Video Transmission for Third Generation Wireless Communication Systems

Journal of Research of the National Institute of Standards and Technology, March-April, 2001 by H. Gharavi, S. M. Alamouti

The uplink short and long scrambling codes are used to suppress intercell and intracell interference from the various mobile stations at the base station receiver. The mobile stations in a given cell are each assigned a unique short scrambling code. These short scrambling codes are from the periodic extended S(2) code family of length 256. Because of the large number of these codes, it is possible to have a unique code for each mobile station in a given cell and also to make sure that the mobile stations in the neighboring cells are assigned different codes. The long code used on the reverse DCDPCH/DCCPCH is 38 400 chips of a complex [2.sup.25] - 1 Gold Code. The quadrature component of the code is a decimated and shifted version of the in-phase component of the same Gold code. The quadrature component is also multiplied by repetitions of a 1 and -1 sequence to improve the envelope properties of the signal. The WCDMA has provisions for multi-user detection where a base station can detect multiple users at the same time, hence, increasing the effective signal-to-noise-ratio (SNR) of all the users. Only short scrambling codes are applied when multi-user detection is used at the base station receiver. Otherwise, only long scrambling codes are used.

3. Source Coding and Video Partitioning

Given a certain total bitrate budget, use of strong error-correction coding increases the error resilience of the video transceiver scheme at the cost of reducing the number of bits available for video coding. Similarly, it is possible to increase the power of the channel codec assigned to the protection of the perceptually most important video bits at the cost of reducing the protection of the less important video bits. However, it is intractable to directly optimize the associated partitioning. Furthermore, it is possible to assign the video bits to a high number of bit protection classes; however, in most practical cases, it is sufficient to employ two or three protection classes [13].

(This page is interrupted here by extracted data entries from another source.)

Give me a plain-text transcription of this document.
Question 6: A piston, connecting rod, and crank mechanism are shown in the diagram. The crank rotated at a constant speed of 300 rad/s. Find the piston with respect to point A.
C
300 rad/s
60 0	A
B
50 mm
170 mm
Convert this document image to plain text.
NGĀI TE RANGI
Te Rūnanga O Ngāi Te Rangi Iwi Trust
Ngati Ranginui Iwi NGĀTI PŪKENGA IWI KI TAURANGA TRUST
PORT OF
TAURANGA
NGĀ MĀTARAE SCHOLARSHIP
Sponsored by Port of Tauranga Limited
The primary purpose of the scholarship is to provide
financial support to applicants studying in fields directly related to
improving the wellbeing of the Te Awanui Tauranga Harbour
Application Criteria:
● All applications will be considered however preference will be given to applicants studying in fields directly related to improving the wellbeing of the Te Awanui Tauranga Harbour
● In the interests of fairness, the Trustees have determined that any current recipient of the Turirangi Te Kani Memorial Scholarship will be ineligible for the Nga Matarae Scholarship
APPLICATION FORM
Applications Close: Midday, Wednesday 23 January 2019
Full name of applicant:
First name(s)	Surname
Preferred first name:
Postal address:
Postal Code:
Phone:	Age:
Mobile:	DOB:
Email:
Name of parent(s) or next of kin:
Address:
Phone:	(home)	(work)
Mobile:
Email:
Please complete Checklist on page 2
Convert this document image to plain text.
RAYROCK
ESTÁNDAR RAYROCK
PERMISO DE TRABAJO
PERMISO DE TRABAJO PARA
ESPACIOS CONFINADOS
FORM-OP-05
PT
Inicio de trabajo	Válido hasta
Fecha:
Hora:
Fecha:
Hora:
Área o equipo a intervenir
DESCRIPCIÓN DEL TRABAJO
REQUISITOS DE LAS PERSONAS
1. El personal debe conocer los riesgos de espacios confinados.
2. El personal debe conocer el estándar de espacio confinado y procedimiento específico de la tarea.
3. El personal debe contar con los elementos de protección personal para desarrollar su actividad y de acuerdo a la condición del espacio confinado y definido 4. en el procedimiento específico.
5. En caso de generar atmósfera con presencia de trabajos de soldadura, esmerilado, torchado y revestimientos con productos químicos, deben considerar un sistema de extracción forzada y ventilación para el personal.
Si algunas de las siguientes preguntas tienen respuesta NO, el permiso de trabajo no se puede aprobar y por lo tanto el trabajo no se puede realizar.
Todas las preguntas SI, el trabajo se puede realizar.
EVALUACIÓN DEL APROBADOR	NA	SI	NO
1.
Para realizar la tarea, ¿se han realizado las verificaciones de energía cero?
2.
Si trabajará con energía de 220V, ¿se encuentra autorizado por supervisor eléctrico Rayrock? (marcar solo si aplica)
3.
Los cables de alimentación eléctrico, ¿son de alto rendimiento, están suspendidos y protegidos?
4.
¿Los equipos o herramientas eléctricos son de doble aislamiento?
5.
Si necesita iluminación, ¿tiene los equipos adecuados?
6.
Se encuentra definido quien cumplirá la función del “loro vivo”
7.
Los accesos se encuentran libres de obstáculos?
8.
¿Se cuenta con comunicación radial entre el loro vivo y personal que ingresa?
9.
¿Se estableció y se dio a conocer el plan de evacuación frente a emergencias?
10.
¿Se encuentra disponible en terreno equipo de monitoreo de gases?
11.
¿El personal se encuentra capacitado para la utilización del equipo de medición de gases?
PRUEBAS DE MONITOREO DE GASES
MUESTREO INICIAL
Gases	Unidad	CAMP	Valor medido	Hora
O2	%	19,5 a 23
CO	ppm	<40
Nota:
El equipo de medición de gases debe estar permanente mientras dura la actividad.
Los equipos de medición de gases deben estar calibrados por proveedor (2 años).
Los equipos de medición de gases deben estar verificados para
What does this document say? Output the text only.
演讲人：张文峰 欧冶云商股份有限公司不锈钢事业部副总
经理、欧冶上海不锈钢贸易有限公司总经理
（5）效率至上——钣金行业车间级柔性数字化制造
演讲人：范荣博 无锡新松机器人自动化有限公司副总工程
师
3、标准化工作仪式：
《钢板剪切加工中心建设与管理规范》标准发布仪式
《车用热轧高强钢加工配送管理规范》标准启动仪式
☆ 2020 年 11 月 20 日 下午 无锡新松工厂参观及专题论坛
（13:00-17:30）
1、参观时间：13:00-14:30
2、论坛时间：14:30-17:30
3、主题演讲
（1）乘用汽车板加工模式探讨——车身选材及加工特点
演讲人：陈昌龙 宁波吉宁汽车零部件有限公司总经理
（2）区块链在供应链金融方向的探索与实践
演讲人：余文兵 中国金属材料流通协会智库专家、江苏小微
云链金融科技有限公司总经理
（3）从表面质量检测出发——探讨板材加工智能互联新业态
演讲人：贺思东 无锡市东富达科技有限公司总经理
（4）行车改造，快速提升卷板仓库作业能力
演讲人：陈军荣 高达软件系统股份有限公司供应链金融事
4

The partitioning process is, in general, described with the aid of the percentage of bits assigned to the individual partitions. The number of different bit-sensitivity classes and the video bits assigned to them has to be decided on the basis of the visual importance differences of the various video bits, although the rigorous formal evaluation of these sensitivities is an arduous and time-consuming task. Hence, in a somewhat simplistic, but plausible approach, it is often argued that in a subjective sense, the visual importance of the various video parameters is related to the spatial frequency of the video features described by the parameters. This is also true in the case of interframe coding, when the objects move at a high velocity, since the combined effects of high-velocity, high-frequency video contents cannot be accurately resolved by the human eye due to its relatively low so-called fusion frequency.

The above observation is inherently exploited in sub-band [12] and Discrete Cosine Transform (DCT) [15,161 based coding, since typically a lower proportion of bits is assigned to the high-frequency video components than to their low-frequency counterparts. Hence, the partitioning of their bitstreams is relatively straightforward. The so-called inter-frame hybrid DCT coding technique has been adopted for most practical video codecs, including the existing video coding standards [7,8,9,10,11]. The partitioning of the associated video reams has also received considerable attention in recent years; e.g., in the context of Asynchronous Transfer Mode (ATM) networks for mitigating the effects of cell loss [17,18,19], and for providing SNR scalability--a term indicating that different quality video streams corresponding to different bitrates can be generated--as provisions in the MPEG-2 [11] and H.263 standards [9].